Lt. Hollie Connors said up to 80 masked bandits blocked the street up and down Broadway Plaza with up to 25 vehicles that had license plates covered from possible identification. Though the city began placing officers inside Nordstrom earlier this year after similar smash-and-grab robberies, no officers were on site just before 9 p.m. Saturday when the coordinated attack took place.
Three employees were injured, including one who was pepper-sprayed.
Police arrested three suspects Saturday night, at least one with a gun, as dozens more fled. Connors said they were still being held Sunday, though didn't know if they were still in custody Monday afternoon.
The robbery may have been part of a larger string of robberies happening at jewelry and other high-end stores around the Bay Area.
On Sunday night, 8 to 10 suspects with hammers hit Sam's Jewelry at Hayward's Southland Mall. About an hour later, suspects rushed high-end athletic apparel store Lululemon in San Jose's Santana Row, making off with merchandise.
Connors said it's not clear whether there's a connection. She said police believed another attempt would be made at Nordstrom Sunday night, and police blocked off ether end of the street and put its ready and react team on alert. No trouble was reported.
"I don't know if that made them divert, or what happened," Connors said. "We had some information that that same group might come back. We prepared."
Walnut Creek Mayor Kevin Wilk said the city will keep Broadway Plaza free of cars at least through the holidays.
"This is really all hands on deck," Wilk said. "We'll have more police downtown. We'll be monitoring online chatter and communicating with all our stores."
Connors said police resources and staffing aren't optimum right now, and people may be taking advantage.

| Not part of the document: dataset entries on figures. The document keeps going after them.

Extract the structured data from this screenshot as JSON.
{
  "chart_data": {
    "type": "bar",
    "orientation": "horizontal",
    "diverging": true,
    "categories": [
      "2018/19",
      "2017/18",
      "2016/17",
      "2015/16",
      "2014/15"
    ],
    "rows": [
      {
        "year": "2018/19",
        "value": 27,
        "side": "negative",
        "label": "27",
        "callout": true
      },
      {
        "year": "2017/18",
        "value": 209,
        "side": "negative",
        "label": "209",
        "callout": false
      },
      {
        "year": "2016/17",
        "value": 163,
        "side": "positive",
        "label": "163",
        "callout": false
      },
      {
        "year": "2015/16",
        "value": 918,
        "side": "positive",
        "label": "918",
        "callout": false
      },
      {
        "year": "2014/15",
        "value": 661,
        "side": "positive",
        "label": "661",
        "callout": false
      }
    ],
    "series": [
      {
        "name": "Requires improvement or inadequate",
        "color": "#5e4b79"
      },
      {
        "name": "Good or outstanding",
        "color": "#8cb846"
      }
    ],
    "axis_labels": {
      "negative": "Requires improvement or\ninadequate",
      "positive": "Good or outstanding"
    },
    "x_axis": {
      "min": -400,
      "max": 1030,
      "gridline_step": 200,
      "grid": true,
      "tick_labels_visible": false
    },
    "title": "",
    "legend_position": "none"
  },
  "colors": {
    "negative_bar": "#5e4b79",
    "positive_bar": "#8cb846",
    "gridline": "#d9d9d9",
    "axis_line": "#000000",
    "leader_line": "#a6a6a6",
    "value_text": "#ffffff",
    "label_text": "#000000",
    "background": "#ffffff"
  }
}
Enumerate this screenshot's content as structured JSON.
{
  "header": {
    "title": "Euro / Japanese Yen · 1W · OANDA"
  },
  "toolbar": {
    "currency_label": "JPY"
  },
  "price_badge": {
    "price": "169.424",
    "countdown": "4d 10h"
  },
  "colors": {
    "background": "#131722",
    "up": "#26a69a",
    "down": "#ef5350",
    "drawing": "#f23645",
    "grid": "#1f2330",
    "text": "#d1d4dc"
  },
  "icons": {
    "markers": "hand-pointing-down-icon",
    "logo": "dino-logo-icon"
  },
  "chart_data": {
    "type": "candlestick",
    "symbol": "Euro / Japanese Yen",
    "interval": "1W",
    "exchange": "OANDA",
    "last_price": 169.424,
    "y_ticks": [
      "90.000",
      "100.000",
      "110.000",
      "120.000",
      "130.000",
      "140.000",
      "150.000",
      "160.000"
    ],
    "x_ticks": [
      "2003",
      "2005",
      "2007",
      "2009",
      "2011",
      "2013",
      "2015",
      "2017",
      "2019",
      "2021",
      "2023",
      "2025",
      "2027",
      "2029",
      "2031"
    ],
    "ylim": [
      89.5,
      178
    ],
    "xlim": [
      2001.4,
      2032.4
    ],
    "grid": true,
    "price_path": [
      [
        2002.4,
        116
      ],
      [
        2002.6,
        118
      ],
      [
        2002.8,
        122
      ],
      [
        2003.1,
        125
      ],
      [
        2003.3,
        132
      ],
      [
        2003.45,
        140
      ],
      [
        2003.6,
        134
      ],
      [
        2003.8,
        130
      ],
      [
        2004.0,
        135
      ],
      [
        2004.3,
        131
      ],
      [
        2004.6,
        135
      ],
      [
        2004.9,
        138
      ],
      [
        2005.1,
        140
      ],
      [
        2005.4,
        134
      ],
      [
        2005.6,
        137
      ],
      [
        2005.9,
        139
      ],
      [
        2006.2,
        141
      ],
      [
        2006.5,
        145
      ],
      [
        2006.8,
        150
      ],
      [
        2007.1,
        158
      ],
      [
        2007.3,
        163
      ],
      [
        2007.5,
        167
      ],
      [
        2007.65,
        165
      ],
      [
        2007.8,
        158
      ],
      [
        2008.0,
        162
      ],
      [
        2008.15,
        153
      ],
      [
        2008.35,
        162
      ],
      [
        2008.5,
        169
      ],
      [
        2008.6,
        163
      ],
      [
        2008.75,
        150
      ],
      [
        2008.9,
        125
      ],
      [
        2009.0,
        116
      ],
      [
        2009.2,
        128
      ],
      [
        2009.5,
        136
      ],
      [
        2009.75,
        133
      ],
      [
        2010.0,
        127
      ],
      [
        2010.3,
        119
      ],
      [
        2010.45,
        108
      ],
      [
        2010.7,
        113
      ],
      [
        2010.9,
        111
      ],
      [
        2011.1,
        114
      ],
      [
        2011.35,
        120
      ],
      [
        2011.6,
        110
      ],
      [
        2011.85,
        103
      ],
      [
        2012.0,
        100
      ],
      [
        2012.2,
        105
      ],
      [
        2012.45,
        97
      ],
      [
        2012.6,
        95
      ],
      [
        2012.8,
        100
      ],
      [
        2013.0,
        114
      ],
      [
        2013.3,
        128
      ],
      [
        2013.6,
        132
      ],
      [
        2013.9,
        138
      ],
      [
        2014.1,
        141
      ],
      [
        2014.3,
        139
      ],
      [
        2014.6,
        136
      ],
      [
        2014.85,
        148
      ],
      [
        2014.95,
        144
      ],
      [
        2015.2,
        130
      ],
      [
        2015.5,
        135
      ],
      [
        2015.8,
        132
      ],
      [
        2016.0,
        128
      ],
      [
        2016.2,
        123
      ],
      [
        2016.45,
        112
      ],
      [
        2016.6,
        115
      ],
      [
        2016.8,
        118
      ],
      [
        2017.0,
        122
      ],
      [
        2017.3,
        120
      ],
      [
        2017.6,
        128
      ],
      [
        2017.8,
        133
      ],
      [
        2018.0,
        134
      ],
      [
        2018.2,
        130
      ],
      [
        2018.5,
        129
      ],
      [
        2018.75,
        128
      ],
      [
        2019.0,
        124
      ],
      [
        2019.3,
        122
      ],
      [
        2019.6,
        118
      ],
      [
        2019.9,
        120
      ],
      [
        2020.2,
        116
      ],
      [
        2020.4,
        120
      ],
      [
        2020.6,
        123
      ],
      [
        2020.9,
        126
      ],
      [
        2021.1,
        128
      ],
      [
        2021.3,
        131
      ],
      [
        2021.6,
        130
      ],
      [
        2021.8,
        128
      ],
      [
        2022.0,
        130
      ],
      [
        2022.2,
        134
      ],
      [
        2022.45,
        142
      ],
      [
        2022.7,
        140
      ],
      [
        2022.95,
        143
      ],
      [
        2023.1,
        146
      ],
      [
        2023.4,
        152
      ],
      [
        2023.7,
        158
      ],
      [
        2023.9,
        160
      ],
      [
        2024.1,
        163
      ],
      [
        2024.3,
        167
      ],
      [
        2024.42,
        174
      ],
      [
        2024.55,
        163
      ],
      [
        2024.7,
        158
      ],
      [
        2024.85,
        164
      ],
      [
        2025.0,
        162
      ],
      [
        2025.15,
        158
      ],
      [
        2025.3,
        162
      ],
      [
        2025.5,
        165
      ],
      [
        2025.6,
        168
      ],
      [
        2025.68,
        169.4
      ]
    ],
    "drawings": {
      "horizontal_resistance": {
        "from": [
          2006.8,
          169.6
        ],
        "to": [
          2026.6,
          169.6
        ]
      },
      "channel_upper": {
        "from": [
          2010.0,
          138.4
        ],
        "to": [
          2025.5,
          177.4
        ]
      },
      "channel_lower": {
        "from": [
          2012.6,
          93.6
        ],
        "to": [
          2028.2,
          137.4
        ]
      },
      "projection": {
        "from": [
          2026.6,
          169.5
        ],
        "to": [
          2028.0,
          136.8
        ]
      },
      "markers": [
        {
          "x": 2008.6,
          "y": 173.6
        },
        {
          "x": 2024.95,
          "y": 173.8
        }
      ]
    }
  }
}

"Police agencies are hurting right now, "Connors said.
She said there was an officer posted at the nearby Apple Store Saturday night, who was alerted to what were initially reported as a high number of reckless driving incidents around the plaza. Police responded quickly, but were hampered by the sheer number of suspects driving away in so many vehicles.
"We doing what we can do, with increased foot patrols on weekends," Connors said, adding that departments may need better coordination and more joint efforts.
There's also possibility of sharing intelligence resources with federal law enforcement.
Wilk said he expects more arrests as more video evidence is analyzed. He spent much of Monday in meetings about the city response, including discussions with other mayors on how to coordinate. He said the city also needs county help.
"We need the D.A. to charge and prosecute these cases to the full extent of the law," Wilk said. "If people see they're going to be caught, they'll think twice. We need to make people feel safe in Walnut Creek. We demand it."